How do you get a car loan?
There are four different ways you can get a car loan. You can go straight to a lender. You can get a finance broker to organise a car loan for you. You can get ‘dealer finance’ – which is when the car dealer organises a car loan for you. Or you can organise your own car loan through a comparison website, like RateCity.
Whichever method you choose, you will need to provide proof of identification, proof of income and proof of savings. So you may be asked for any combination of passport, driver’s licence, bank statements, payslips, tax returns and utility bills. You might also be asked to provide proof of insurance.
Can I get a car loan with poor credit?
Poor credit doesn’t necessarily mean you won’t be able to get finance for your car purchase, though your options aren’t likely to be the same as someone with good credit.
In fact, a number of specialist lenders exist offering car finance for customers with poor credit, able to provide access to bad credit car loans.
However having a history of poor credit will likely mark you as a potential risk to lenders, so your car financing needs could see higher fees and interest rates. Alternatively, consider a secured car loan, which is a type of loan that uses the car you purchase as collateral, reducing the risk.
Other options include getting someone close to act as a guarantor for your car loan, or to talk to a broker about a personalised rate specific to your circumstances.
What is an LVR?
The LVR, or loan-to-value ratio, is a percentage that expresses the amount of money owed on the car compared to the value of the car.

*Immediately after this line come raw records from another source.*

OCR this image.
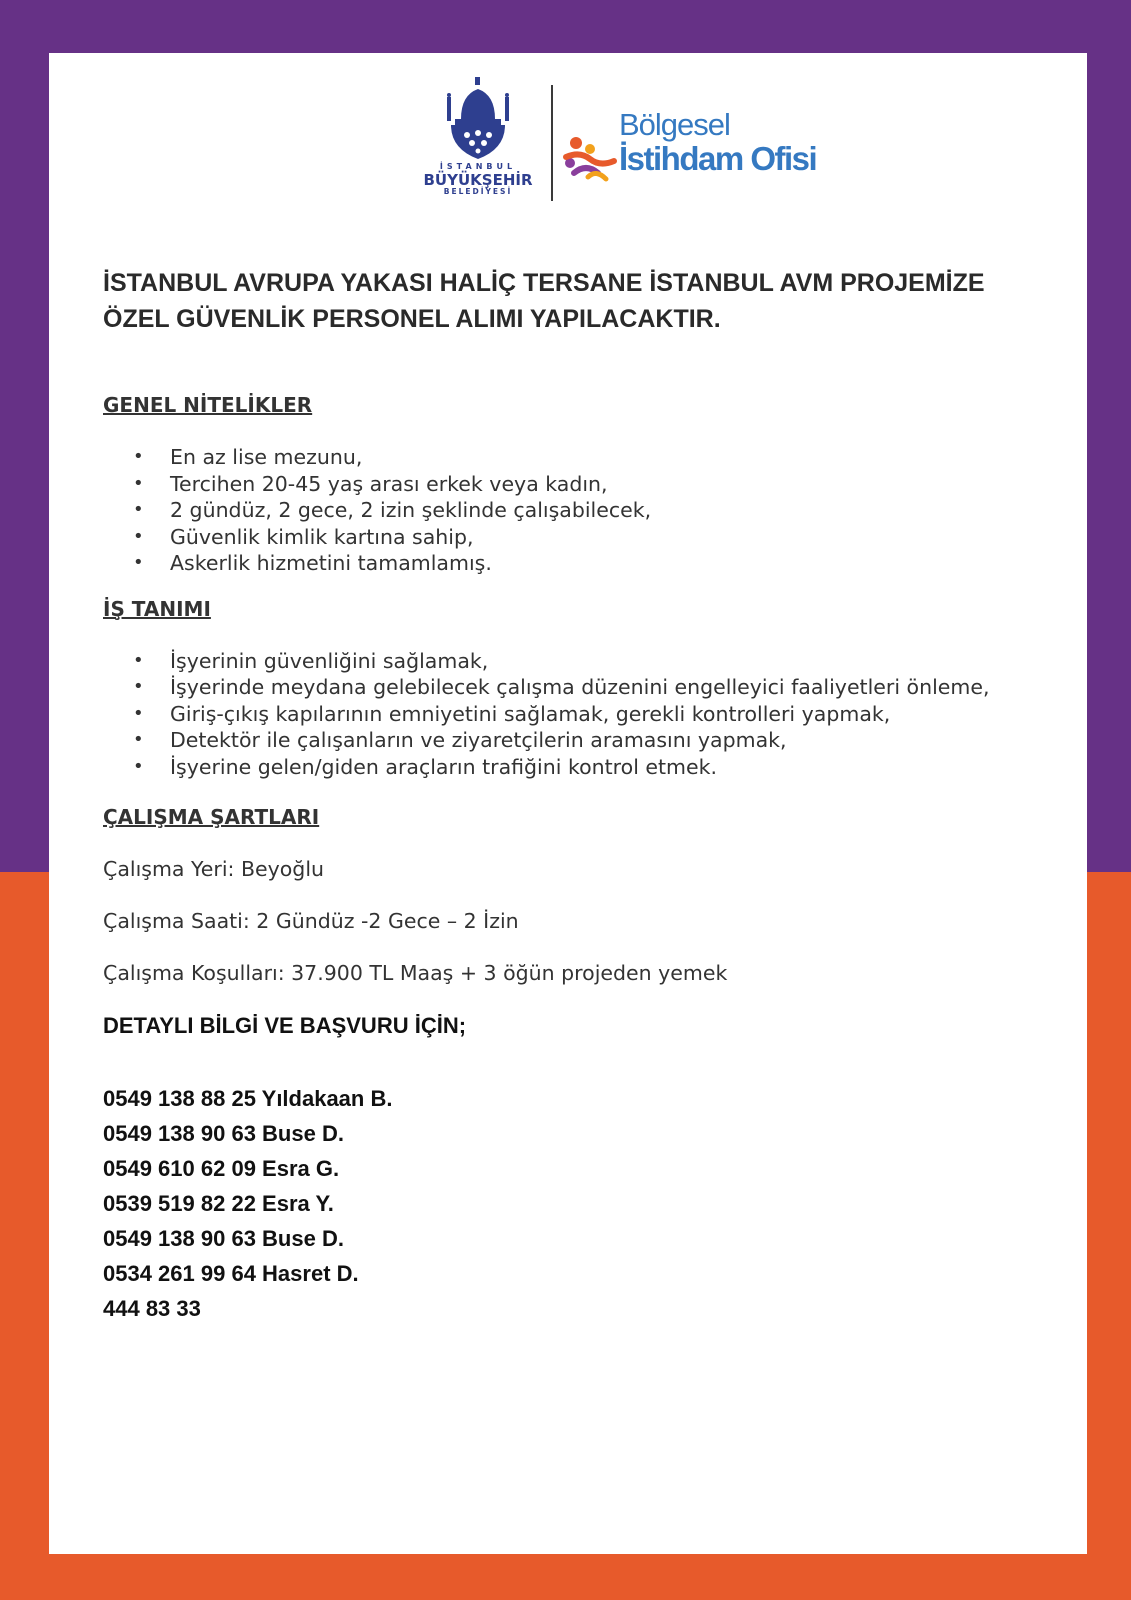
İSTANBUL
BÜYÜKŞEHİR
BELEDİYESİ
Bölgesel
İstihdam Ofisi

İSTANBUL AVRUPA YAKASI HALİÇ TERSANE İSTANBUL AVM PROJEMİZE
ÖZEL GÜVENLİK PERSONEL ALIMI YAPILACAKTIR.

GENEL NİTELİKLER

• En az lise mezunu,
• Tercihen 20-45 yaş arası erkek veya kadın,
• 2 gündüz, 2 gece, 2 izin şeklinde çalışabilecek,
• Güvenlik kimlik kartına sahip,
• Askerlik hizmetini tamamlamış.

İŞ TANIMI

• İşyerinin güvenliğini sağlamak,
• İşyerinde meydana gelebilecek çalışma düzenini engelleyici faaliyetleri önleme,
• Giriş-çıkış kapılarının emniyetini sağlamak, gerekli kontrolleri yapmak,
• Detektör ile çalışanların ve ziyaretçilerin aramasını yapmak,
• İşyerine gelen/giden araçların trafiğini kontrol etmek.

ÇALIŞMA ŞARTLARI

Çalışma Yeri: Beyoğlu

Çalışma Saati: 2 Gündüz -2 Gece – 2 İzin

Çalışma Koşulları: 37.900 TL Maaş + 3 öğün projeden yemek

DETAYLI BİLGİ VE BAŞVURU İÇİN;

0549 138 88 25 Yıldakaan B.

0549 138 90 63 Buse D.

0549 610 62 09 Esra G.

0539 519 82 22 Esra Y.

0549 138 90 63 Buse D.

0534 261 99 64 Hasret D.

444 83 33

For example, if you take out a $15,000 loan to buy a $20,000 car, you have an LVR of 75 per cent. LVRs change over time as you pay off your loan and your car depreciates in value. For example, two years later you might now owe $10,000 on your car, which might now be worth $15,000. In that case, although there would still be a $5,000 difference between the size of the outstanding loan and the value of the car, the LVR would now be 67 per cent.
Can you put a deposit on a car to hold it?
It’s up to individual car dealers to decide whether to promise to hold on to cars in exchange for deposits.
Some car dealers will request a deposit and promise, in return, to hold on to the car for a certain period of time. Others will request a deposit but make no guarantees, other than to return the deposit if they end up selling the car to someone else.
Some car dealers ask for deposits; others don’t. If you get asked for a deposit and you decide to pay it, make sure the dealer gives you signed paperwork before you make the payment and a receipt after you’ve made the payment.